Quote from: Jayne on March 09, 2014, 09:46:01 PM
"i'd rather spend the rest of my life as an ugly woman than end my life as a man"
I have used this quote recently myself, as I am tired of asking out of this male body. I stopped praying for it once I accepted why I was and began to work on connecting to my feelings as well as attempting to lose weight and work towards becoming physically congruent with what my spirit and mind seem to have always expected.
Don't get me wrong, as I like many people love pretty things, thus would like to be pretty myself. However, physically pretty is just one of the many forms of pretty that make us up. Even though I have even pulled off pretty as a male, it always just made me feel slightly better as I knew that I was not right and being told I was pretty just reminded me of that so I had not fully appreciated the compliment. Thus the reason I feel the willingness to adhere to that quote. That and that I am transitioning for me, and not for the world to judge how pretty or ugly I am. Though I will take their compliments if I am able.

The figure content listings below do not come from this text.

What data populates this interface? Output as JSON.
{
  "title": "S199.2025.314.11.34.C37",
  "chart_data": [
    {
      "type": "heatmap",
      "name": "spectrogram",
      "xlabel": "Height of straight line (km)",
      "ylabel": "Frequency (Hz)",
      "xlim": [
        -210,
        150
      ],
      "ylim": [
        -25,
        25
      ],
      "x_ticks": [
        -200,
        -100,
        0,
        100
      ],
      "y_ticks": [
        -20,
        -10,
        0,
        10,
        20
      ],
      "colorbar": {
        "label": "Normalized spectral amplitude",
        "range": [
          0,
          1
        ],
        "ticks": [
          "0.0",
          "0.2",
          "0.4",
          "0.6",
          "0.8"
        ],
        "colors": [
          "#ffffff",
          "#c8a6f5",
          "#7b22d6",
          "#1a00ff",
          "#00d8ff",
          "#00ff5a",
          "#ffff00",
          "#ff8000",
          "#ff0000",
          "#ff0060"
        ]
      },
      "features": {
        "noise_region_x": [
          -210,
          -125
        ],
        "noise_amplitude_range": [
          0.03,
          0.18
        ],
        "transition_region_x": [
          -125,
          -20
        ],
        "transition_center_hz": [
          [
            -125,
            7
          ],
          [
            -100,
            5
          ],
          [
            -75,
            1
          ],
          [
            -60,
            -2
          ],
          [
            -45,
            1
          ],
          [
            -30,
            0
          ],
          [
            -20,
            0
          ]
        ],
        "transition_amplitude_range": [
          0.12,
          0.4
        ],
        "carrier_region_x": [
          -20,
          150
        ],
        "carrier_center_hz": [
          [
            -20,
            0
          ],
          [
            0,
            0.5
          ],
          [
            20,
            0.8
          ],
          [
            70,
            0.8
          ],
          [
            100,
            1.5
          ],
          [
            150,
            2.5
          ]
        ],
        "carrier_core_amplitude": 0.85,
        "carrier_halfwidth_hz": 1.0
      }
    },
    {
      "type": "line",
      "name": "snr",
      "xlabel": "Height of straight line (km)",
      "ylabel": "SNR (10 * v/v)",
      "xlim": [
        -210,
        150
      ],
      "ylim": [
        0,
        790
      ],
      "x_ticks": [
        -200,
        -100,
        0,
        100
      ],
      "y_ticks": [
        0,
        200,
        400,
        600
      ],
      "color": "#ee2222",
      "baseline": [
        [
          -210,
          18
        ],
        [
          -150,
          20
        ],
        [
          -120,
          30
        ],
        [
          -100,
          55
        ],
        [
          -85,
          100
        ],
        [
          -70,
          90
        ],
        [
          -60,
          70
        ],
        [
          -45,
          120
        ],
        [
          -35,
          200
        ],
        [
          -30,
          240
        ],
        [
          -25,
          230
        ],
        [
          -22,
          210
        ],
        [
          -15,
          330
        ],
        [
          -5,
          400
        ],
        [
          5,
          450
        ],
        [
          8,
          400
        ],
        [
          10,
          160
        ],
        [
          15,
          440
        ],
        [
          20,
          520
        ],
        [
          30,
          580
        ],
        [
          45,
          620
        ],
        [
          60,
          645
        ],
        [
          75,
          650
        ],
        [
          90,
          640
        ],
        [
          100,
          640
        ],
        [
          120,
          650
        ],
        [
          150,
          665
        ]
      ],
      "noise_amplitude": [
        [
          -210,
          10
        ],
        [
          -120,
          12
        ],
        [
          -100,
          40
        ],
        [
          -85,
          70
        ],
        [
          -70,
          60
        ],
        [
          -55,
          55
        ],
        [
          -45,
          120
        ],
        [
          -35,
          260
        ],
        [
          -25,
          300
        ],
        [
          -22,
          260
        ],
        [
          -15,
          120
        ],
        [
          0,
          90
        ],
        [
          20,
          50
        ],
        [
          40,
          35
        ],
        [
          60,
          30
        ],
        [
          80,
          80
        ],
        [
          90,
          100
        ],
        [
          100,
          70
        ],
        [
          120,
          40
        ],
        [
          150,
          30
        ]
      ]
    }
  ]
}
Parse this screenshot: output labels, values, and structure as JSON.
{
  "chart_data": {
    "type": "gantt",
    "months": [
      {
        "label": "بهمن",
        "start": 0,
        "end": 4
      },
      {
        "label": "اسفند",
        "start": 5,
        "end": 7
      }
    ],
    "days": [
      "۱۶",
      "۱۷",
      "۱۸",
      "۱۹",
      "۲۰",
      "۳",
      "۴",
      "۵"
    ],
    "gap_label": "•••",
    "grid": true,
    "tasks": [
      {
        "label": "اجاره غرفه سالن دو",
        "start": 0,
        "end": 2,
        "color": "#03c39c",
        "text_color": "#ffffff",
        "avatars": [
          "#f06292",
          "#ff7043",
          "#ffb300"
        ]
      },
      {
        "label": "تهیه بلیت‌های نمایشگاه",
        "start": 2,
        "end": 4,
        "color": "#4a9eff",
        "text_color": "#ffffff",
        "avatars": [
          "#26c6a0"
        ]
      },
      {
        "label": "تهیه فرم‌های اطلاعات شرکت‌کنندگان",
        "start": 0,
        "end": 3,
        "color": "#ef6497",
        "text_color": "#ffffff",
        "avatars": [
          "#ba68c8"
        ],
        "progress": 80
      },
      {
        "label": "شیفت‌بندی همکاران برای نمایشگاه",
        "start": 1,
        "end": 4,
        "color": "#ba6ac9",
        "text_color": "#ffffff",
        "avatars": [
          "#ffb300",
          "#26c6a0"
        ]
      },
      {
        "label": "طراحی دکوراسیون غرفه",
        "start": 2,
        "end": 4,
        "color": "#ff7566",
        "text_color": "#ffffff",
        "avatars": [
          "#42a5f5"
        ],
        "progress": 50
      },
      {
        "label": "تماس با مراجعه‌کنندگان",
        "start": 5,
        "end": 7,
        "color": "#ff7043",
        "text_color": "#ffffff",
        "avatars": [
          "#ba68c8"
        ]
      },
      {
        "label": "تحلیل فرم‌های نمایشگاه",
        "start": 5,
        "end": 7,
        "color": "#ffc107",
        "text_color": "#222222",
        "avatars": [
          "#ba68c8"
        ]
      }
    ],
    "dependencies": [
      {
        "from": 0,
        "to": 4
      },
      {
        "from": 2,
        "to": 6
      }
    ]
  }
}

We all really need to ask ourselves if we can accept this approach, as it is a good litmus test about if transition is right for us. As again, not everyone chooses to transition and this is just one of those situations where I can see waiting if not just taking time to work on yourself, mind most importantly. I would start with asking yourself, "is this pain and depression worth living with due to my anxiety of bringing this to a therapist?" I already know the answer is that no it is not worth it, and you will soon be talking to a therapist.
As a matter of fact, you can start with the therapist simply by stating you have depression and soon after you will be able to share the source. Because you know the source I would say you may want to choose a therapist who has gender issue experience, but it is not a must at this stage. However, do get into see one as it is extremely helpful even to those not suffering as much as you are sweetie.
Now go love yourself just a little by being brave (remember the bravest are those who overcome their fear, not those foolish enough to not have fear) and overcoming your fear. Wait on the family thing if it is that distressing, as you really should be better prepared before coming out to them anyways.
By the way, your honesty here with this post, is a sign of bravery you probably did not realize you had already. So you're able to, even if you start off with a therapist about the depression.